|Image from the Wikimedia Commons|
We’re lucky to have another guest post by Nancy Klehm (see a nice interview with her on foraging here). Nancy visits us at the Root Simple compound at least once a year. What follows is an account of a plumbing misadventure she had on her last visit.
To give you some context, ever since we’ve remodeled our bathroom and switched to a low-flow toilet we’ve had periodic backups. We think there is a low spot just within reach of our turlet snake. The toilet flushes OK most of the time, but at least once a week I’ve got to deploy that damn snake.
I don’t use a flushie often, I made the decision to ‘go dry’ years ago, adopting the bucket toilet + sawdust system as it pairs nicely with my composting obsession and food growing habit.
I stayed at Erik and Kelly’s back in February. Their low flush toilet and antique piping can’t seem to handle even the most modest bodily donation. Once a flushing attempt proves unsuccessful, and immediately following the ‘oh no…’ guilty grimace, a light-hearted blame game plays out and then according to homestead rules, Erik snakes the toilet. The closet augur is kept on the front porch (to greet visitors?). Erik augers for a few minutes, flushes successfully, marches the tool back outside to air out and we settle back into our routines relieved that our burdens are flowing into the larger mystery of pipes and their soupy contents to the municipal waste treatment plant miles away.
But with Erik and Kelly out of town on one of the weekends during my stay, the daily chores of feeding the kittens, letting out the single hen to roam the yard and snaking, if so needed, fell on me. And yes, the toilet clogged and no, I did not assume the blame. I am regular enough (2-3x/day) as are Erik and Kelly for the record [editor’s note: the editors demur from either acknowledging or disavowing the hypothetical frequency of their natural propensities.] to avoid creating such monsters and yet, the flushie needs snaking every day soon after the post-caffeine effect.
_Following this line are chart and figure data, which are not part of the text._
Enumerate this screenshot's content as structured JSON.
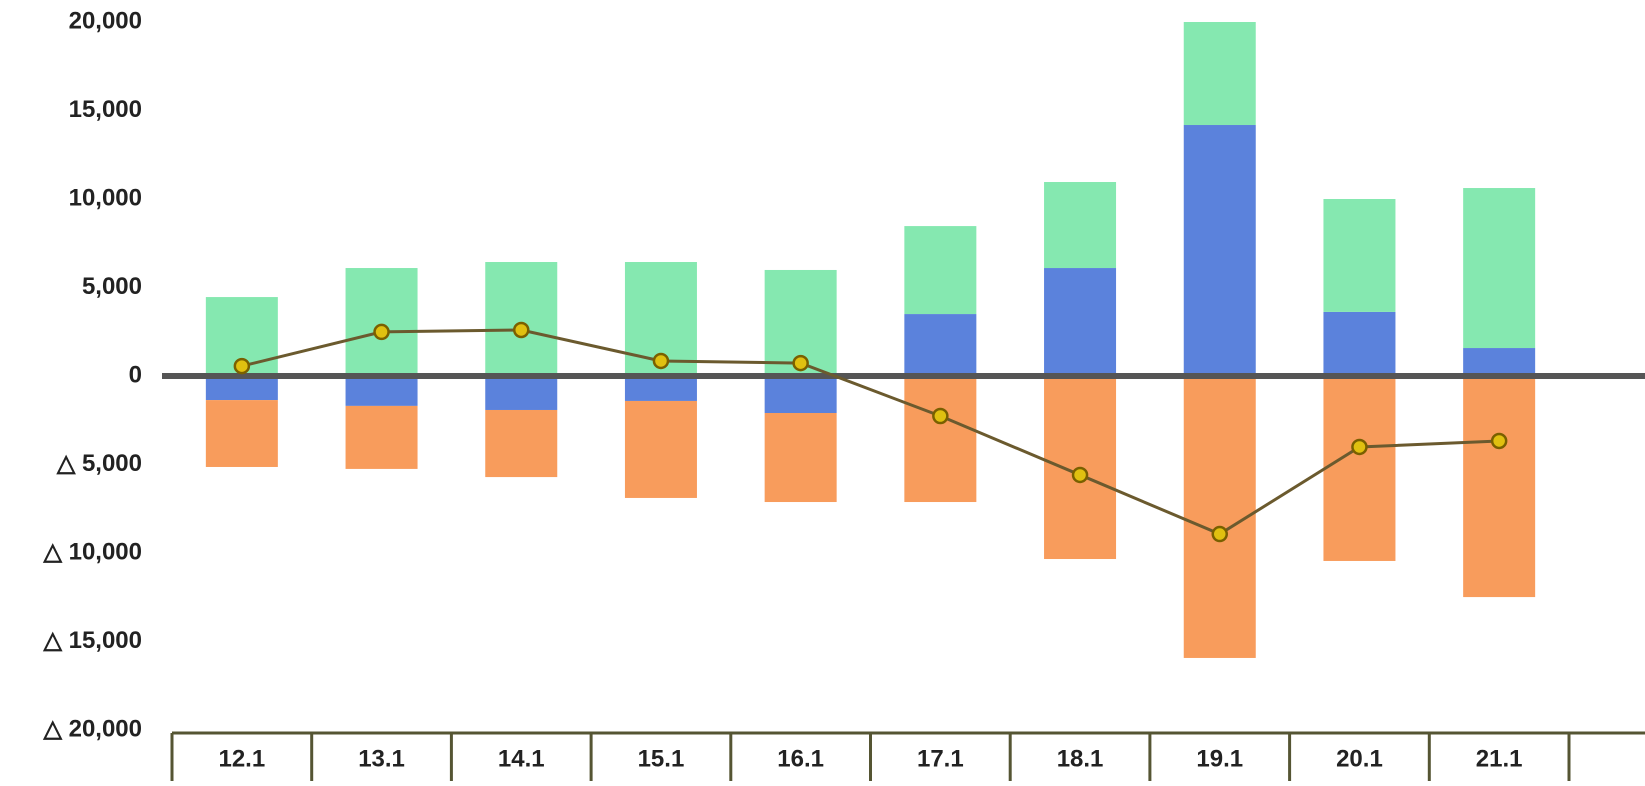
{
  "chart_data": {
    "type": "bar",
    "categories": [
      "12.1",
      "13.1",
      "14.1",
      "15.1",
      "16.1",
      "17.1",
      "18.1",
      "19.1",
      "20.1",
      "21.1"
    ],
    "series": [
      {
        "color": "#5b82dc",
        "values": [
          -1360,
          -1690,
          -1920,
          -1410,
          -2090,
          3500,
          6100,
          14180,
          3620,
          1580
        ]
      },
      {
        "color": "#85e8b0",
        "values": [
          4460,
          6100,
          6440,
          6440,
          5990,
          4970,
          4860,
          5820,
          6380,
          9040
        ]
      },
      {
        "color": "#f89c5c",
        "values": [
          -3780,
          -3560,
          -3790,
          -5480,
          -5030,
          -7120,
          -10340,
          -15930,
          -10450,
          -12490
        ]
      },
      {
        "type": "line",
        "color": "#6b5a2e",
        "marker_color": "#e0c010",
        "values": [
          560,
          2490,
          2600,
          850,
          730,
          -2260,
          -5590,
          -8930,
          -4010,
          -3670
        ]
      }
    ],
    "ylim": [
      -20000,
      20000
    ],
    "yticks": [
      {
        "value": -20000,
        "label": "△ 20,000"
      },
      {
        "value": -15000,
        "label": "△ 15,000"
      },
      {
        "value": -10000,
        "label": "△ 10,000"
      },
      {
        "value": -5000,
        "label": "△ 5,000"
      },
      0,
      {
        "value": 5000,
        "label": "5,000"
      },
      {
        "value": 10000,
        "label": "10,000"
      },
      {
        "value": 15000,
        "label": "15,000"
      },
      {
        "value": 20000,
        "label": "20,000"
      }
    ],
    "grid": false
  }
}
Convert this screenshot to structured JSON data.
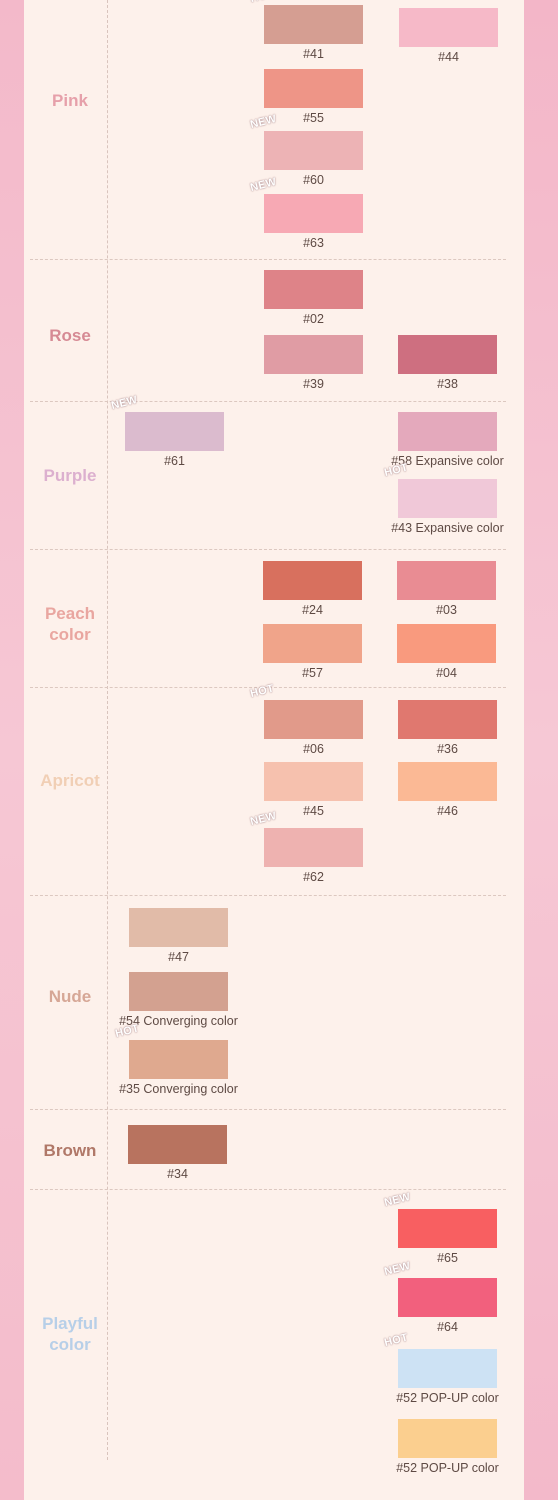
{
  "chart_data": {
    "type": "table",
    "categories": [
      {
        "name": "Pink",
        "color": "#e6a0aa"
      },
      {
        "name": "Rose",
        "color": "#d68a94"
      },
      {
        "name": "Purple",
        "color": "#dcb0cf"
      },
      {
        "name": "Peach\ncolor",
        "color": "#e9a6a0"
      },
      {
        "name": "Apricot",
        "color": "#f1cfb5"
      },
      {
        "name": "Nude",
        "color": "#d6a796"
      },
      {
        "name": "Brown",
        "color": "#b07868"
      },
      {
        "name": "Playful\ncolor",
        "color": "#b7cfe8"
      }
    ],
    "swatches": [
      {
        "category": "Pink",
        "column": 2,
        "label": "#41",
        "color": "#d59e92",
        "badge": "HOT"
      },
      {
        "category": "Pink",
        "column": 3,
        "label": "#44",
        "color": "#f6b9c8",
        "badge": ""
      },
      {
        "category": "Pink",
        "column": 2,
        "label": "#55",
        "color": "#ee9587",
        "badge": ""
      },
      {
        "category": "Pink",
        "column": 2,
        "label": "#60",
        "color": "#edb3b5",
        "badge": "NEW"
      },
      {
        "category": "Pink",
        "column": 2,
        "label": "#63",
        "color": "#f7a9b4",
        "badge": "NEW"
      },
      {
        "category": "Rose",
        "column": 2,
        "label": "#02",
        "color": "#de8388",
        "badge": ""
      },
      {
        "category": "Rose",
        "column": 2,
        "label": "#39",
        "color": "#e09ca4",
        "badge": ""
      },
      {
        "category": "Rose",
        "column": 3,
        "label": "#38",
        "color": "#ce6f80",
        "badge": ""
      },
      {
        "category": "Purple",
        "column": 1,
        "label": "#61",
        "color": "#dbbbce",
        "badge": "NEW"
      },
      {
        "category": "Purple",
        "column": 3,
        "label": "#58 Expansive color",
        "color": "#e4a9bc",
        "badge": ""
      },
      {
        "category": "Purple",
        "column": 3,
        "label": "#43 Expansive color",
        "color": "#f0c8d8",
        "badge": "HOT"
      },
      {
        "category": "Peach\ncolor",
        "column": 2,
        "label": "#24",
        "color": "#d8705e",
        "badge": ""
      },
      {
        "category": "Peach\ncolor",
        "column": 3,
        "label": "#03",
        "color": "#e98c93",
        "badge": ""
      },
      {
        "category": "Peach\ncolor",
        "column": 2,
        "label": "#57",
        "color": "#f0a48a",
        "badge": ""
      },
      {
        "category": "Peach\ncolor",
        "column": 3,
        "label": "#04",
        "color": "#f99a7e",
        "badge": ""
      },
      {
        "category": "Apricot",
        "column": 2,
        "label": "#06",
        "color": "#e19a8a",
        "badge": "HOT"
      },
      {
        "category": "Apricot",
        "column": 3,
        "label": "#36",
        "color": "#e0786f",
        "badge": ""
      },
      {
        "category": "Apricot",
        "column": 2,
        "label": "#45",
        "color": "#f6c1ae",
        "badge": ""
      },
      {
        "category": "Apricot",
        "column": 3,
        "label": "#46",
        "color": "#fbb995",
        "badge": ""
      },
      {
        "category": "Apricot",
        "column": 2,
        "label": "#62",
        "color": "#eeb2b0",
        "badge": "NEW"
      },
      {
        "category": "Nude",
        "column": 1,
        "label": "#47",
        "color": "#e1bba8",
        "badge": ""
      },
      {
        "category": "Nude",
        "column": 1,
        "label": "#54 Converging color",
        "color": "#d3a190",
        "badge": ""
      },
      {
        "category": "Nude",
        "column": 1,
        "label": "#35 Converging color",
        "color": "#dfa98f",
        "badge": "HOT"
      },
      {
        "category": "Brown",
        "column": 1,
        "label": "#34",
        "color": "#b8735f",
        "badge": ""
      },
      {
        "category": "Playful\ncolor",
        "column": 3,
        "label": "#65",
        "color": "#f85f61",
        "badge": "NEW"
      },
      {
        "category": "Playful\ncolor",
        "column": 3,
        "label": "#64",
        "color": "#f2607d",
        "badge": "NEW"
      },
      {
        "category": "Playful\ncolor",
        "column": 3,
        "label": "#52 POP-UP color",
        "color": "#cde2f4",
        "badge": "HOT"
      },
      {
        "category": "Playful\ncolor",
        "column": 3,
        "label": "#52 POP-UP color",
        "color": "#fbcf8f",
        "badge": ""
      }
    ]
  }
}
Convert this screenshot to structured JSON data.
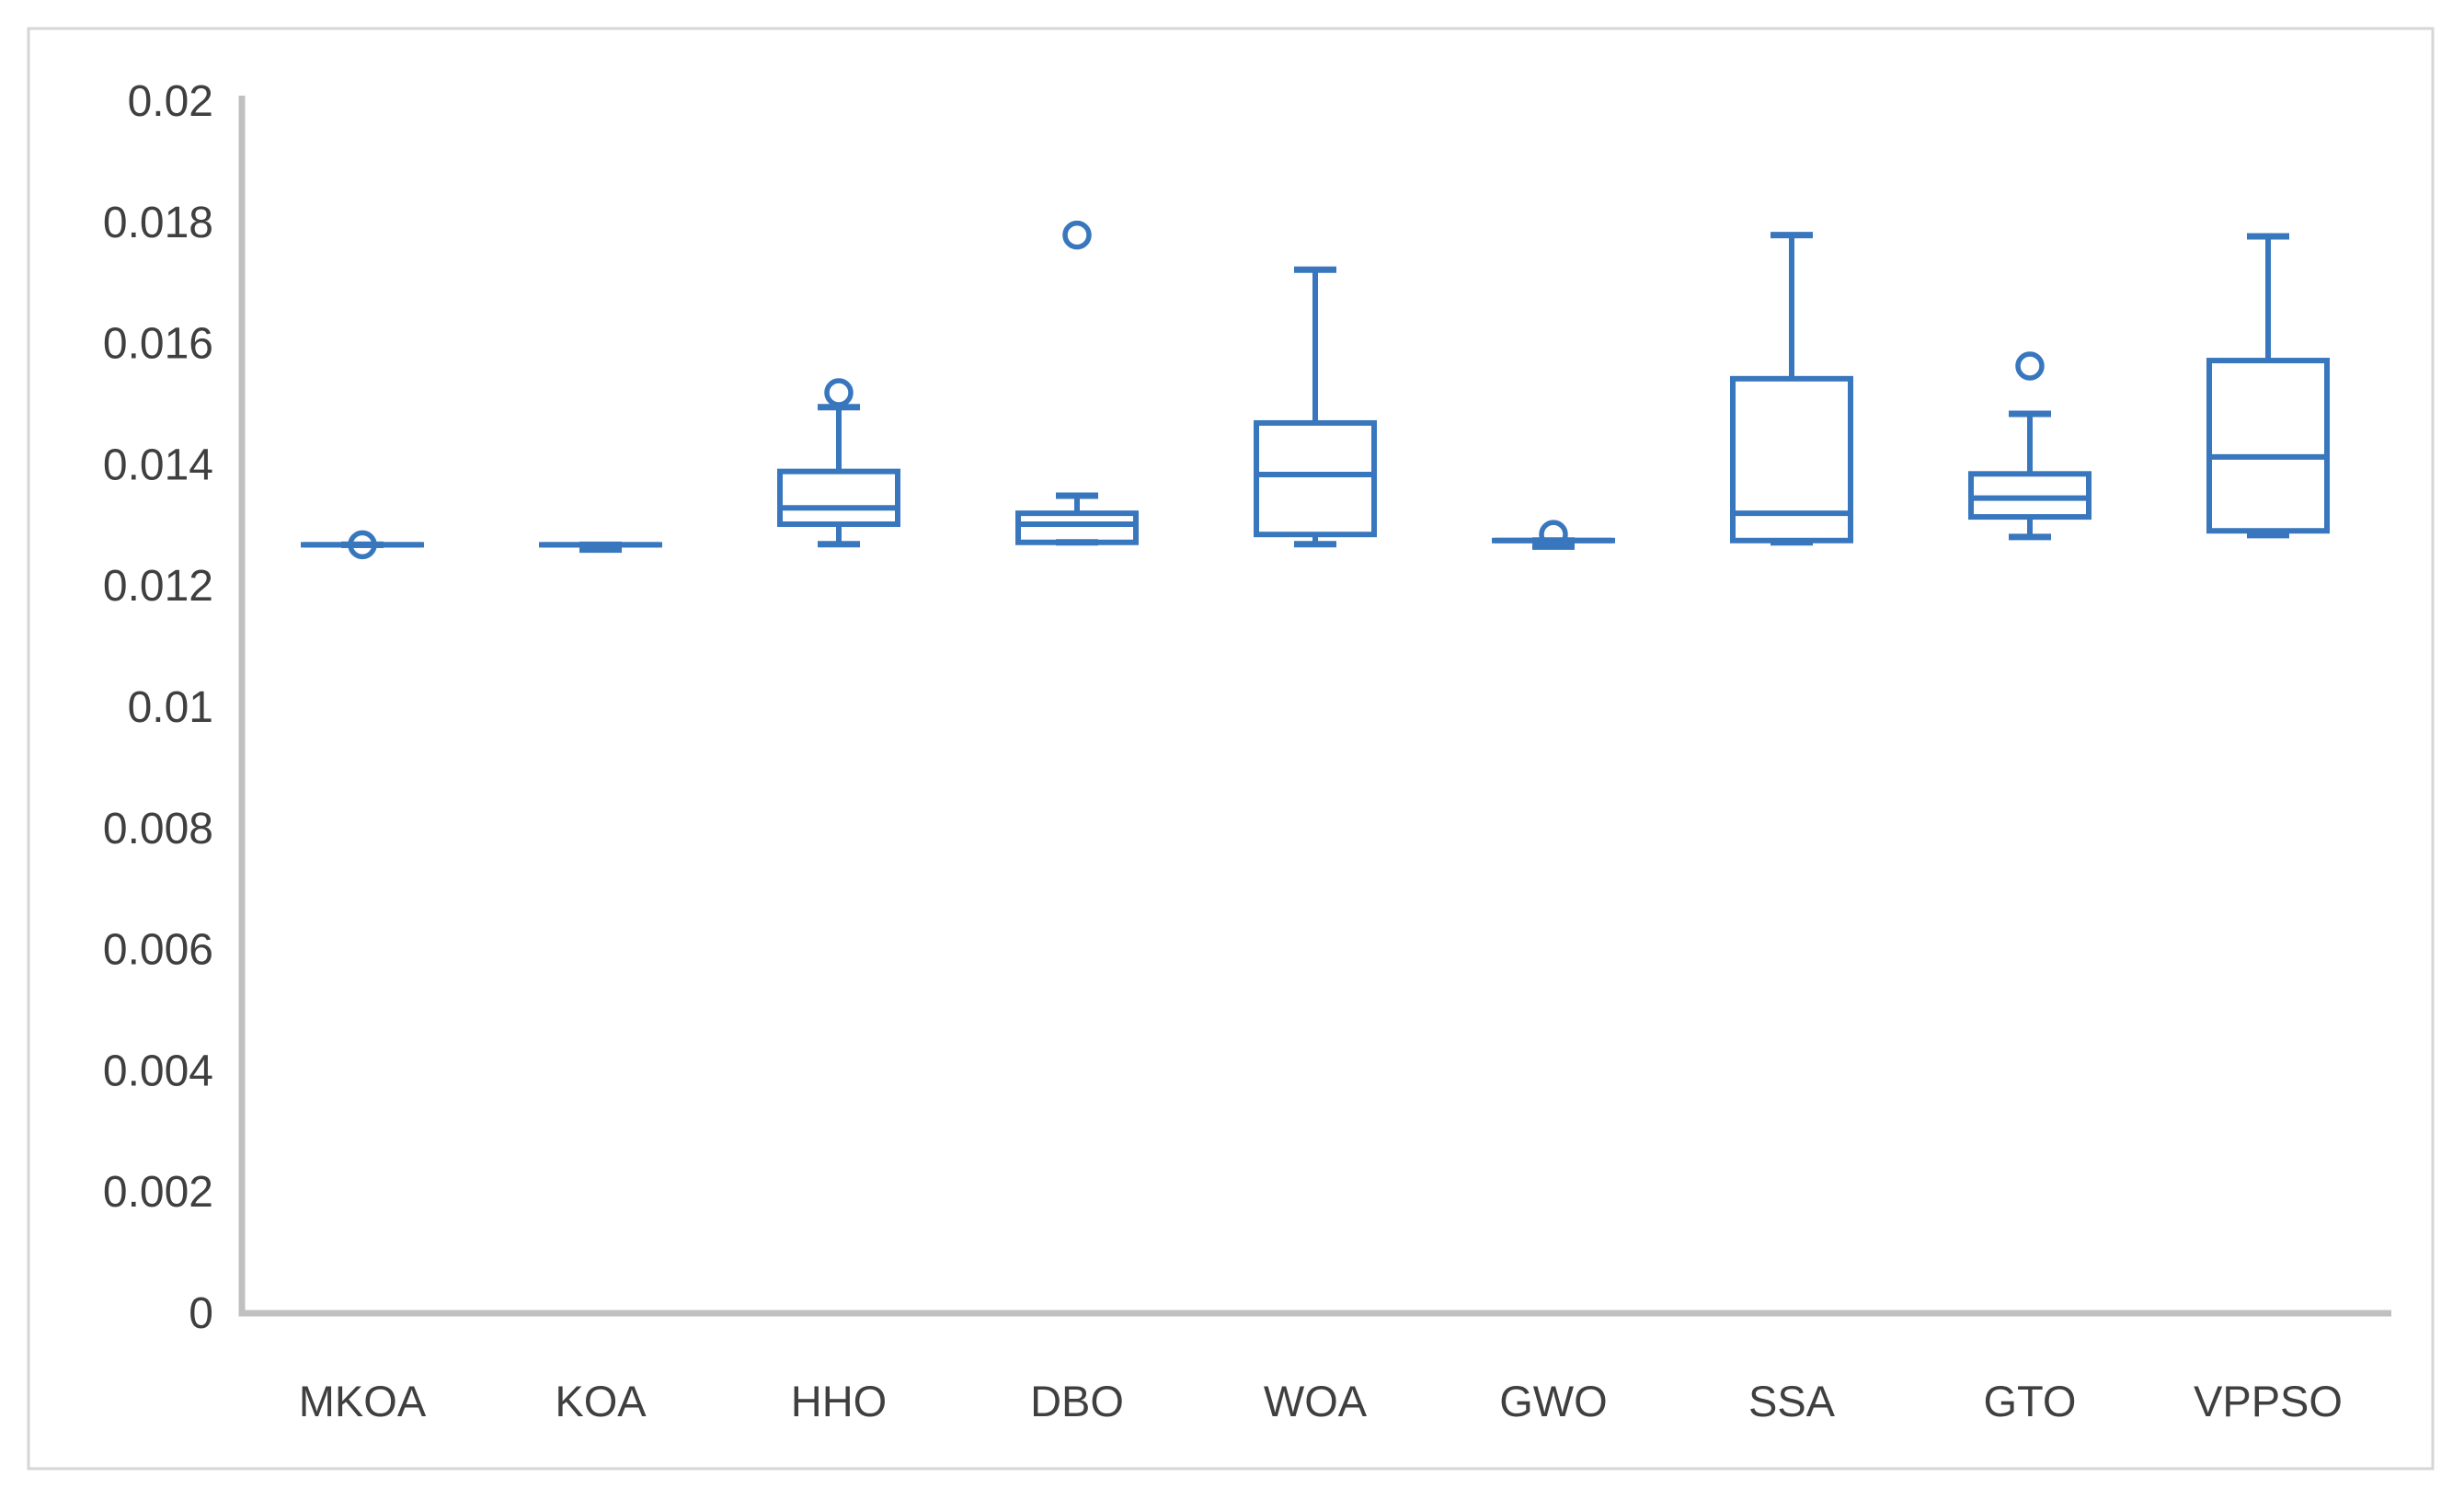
{
  "chart_data": {
    "type": "box",
    "title": "",
    "xlabel": "",
    "ylabel": "",
    "categories": [
      "MKOA",
      "KOA",
      "HHO",
      "DBO",
      "WOA",
      "GWO",
      "SSA",
      "GTO",
      "VPPSO"
    ],
    "series": [
      {
        "name": "MKOA",
        "min": 0.01268,
        "q1": 0.01268,
        "median": 0.01268,
        "q3": 0.01268,
        "max": 0.01268,
        "outliers": [
          0.01268
        ]
      },
      {
        "name": "KOA",
        "min": 0.0126,
        "q1": 0.01268,
        "median": 0.01268,
        "q3": 0.01268,
        "max": 0.01268,
        "outliers": []
      },
      {
        "name": "HHO",
        "min": 0.01269,
        "q1": 0.01302,
        "median": 0.01329,
        "q3": 0.01389,
        "max": 0.01495,
        "outliers": [
          0.01519
        ]
      },
      {
        "name": "DBO",
        "min": 0.01272,
        "q1": 0.01272,
        "median": 0.01302,
        "q3": 0.0132,
        "max": 0.01349,
        "outliers": [
          0.01779
        ]
      },
      {
        "name": "WOA",
        "min": 0.01269,
        "q1": 0.01285,
        "median": 0.01384,
        "q3": 0.01469,
        "max": 0.01722,
        "outliers": []
      },
      {
        "name": "GWO",
        "min": 0.01265,
        "q1": 0.01275,
        "median": 0.01275,
        "q3": 0.01275,
        "max": 0.01275,
        "outliers": [
          0.01285
        ]
      },
      {
        "name": "SSA",
        "min": 0.01272,
        "q1": 0.01275,
        "median": 0.0132,
        "q3": 0.01542,
        "max": 0.01779,
        "outliers": []
      },
      {
        "name": "GTO",
        "min": 0.01281,
        "q1": 0.01314,
        "median": 0.01345,
        "q3": 0.01385,
        "max": 0.01484,
        "outliers": [
          0.01563
        ]
      },
      {
        "name": "VPPSO",
        "min": 0.01284,
        "q1": 0.01291,
        "median": 0.01413,
        "q3": 0.01572,
        "max": 0.01777,
        "outliers": []
      }
    ],
    "ylim": [
      0,
      0.02
    ],
    "y_tick_labels": [
      "0.02",
      "0.018",
      "0.016",
      "0.014",
      "0.012",
      "0.01",
      "0.008",
      "0.006",
      "0.004",
      "0.002",
      "0"
    ],
    "y_tick_values": [
      0.02,
      0.018,
      0.016,
      0.014,
      0.012,
      0.01,
      0.008,
      0.006,
      0.004,
      0.002,
      0
    ],
    "grid": "off",
    "legend": "none",
    "colors": {
      "box_stroke": "#3877BD",
      "axis_line": "#C0C0C0",
      "tick_text": "#3F3F3F",
      "figure_border": "#D6D6D6",
      "background": "#FFFFFF"
    }
  }
}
Using a closet augur looked pretty self-explanatory, but I decided to check in with YouTube University and watch ‘the pros’ do it. I was fortunate to find a true pro: Ramona’s Plumbing, a D.I.Y. plumbing site with 36 videos uploaded of Greg Chick, a licensed plumber in flipflops who walks you through fixing problems on a variety of topics including faucets, showers and yes, toilets.
I watched a 10:37 minute video of Greg dislodging a ‘soft blockage’ of intentionally placed, wadded paper towel. He was sensible and upbeat, but the bowl in the video was clean. The one I was working on was not. My tool was the poor cousin of the streamlined one Greg was using. So I opened the window wide, and with a burning candle and a wad of mugwort smoldering on the back of the tank, I swung the augur into the bowl and batted a foul. I closed the door and grabbed the phone. Fortunately, I managed to reach Erik and he coached me through my next attempt. My heart-rate jumped ugghing that augur coil into the tank. I yanked it out. There was a sloop. I flushed. Pooping in a bucket with sawdust ultimately feels more sanitary, sane and more manageable as very little can go wrong with such a simple system.
And, when I sat with cup of tea to write this, I had just snaked the toilet for the 6th time in three days. Sure I was glad to learn a new tool and this skill, as well as earn some more insight into the workings of water toilets and yet, snaking a toilet is one of the more compelling arguments for why I ‘go dry’.
Considerations for abandoning your flushie (and switching over to the bucket):
- Your body’s nutrient should be returned to the Source and by that I mean Mama Earth. This has always been the way. Now is the opportunity to revisit this connection.
- Pooping into sawdust allows you to observe your waste, an indicator of healthy body function. This is commonly understood in the medical community be it Western, Aruvedic or Chinese.
- Human waste is a source of healthy soil if properly composted. (subset of consideration #1) It is sane and safe to compost your human waste if you are a competent (read: very experienced) composter of other organic waste and have the place to do so that will not create a nuisance (aka SMELL) for your neighbors or family.
- Waste should not foul potable aka drinkable water. Waste treatment plants use chemical and loads of energy (gas and electricity). Electricity by the way, depending how it is generated also uses large amounts of fresh water.
- Greywatering your house is a much more enjoyable way to stretch into your plumbing fantasies than dealing with a clogged flush toilet.
- Your water bill will plummet. Toilet’s account for 30% of our daily water useage.
- It’s quiet. No one knows you are ‘using it’ even if you are on the phone.
In other words, Disconnect to Reconnect, folks.
Since I haven’t been able to convince the most thoughtful people I know to join the dry movement, I am investing in a closet augur and taking this show on the road.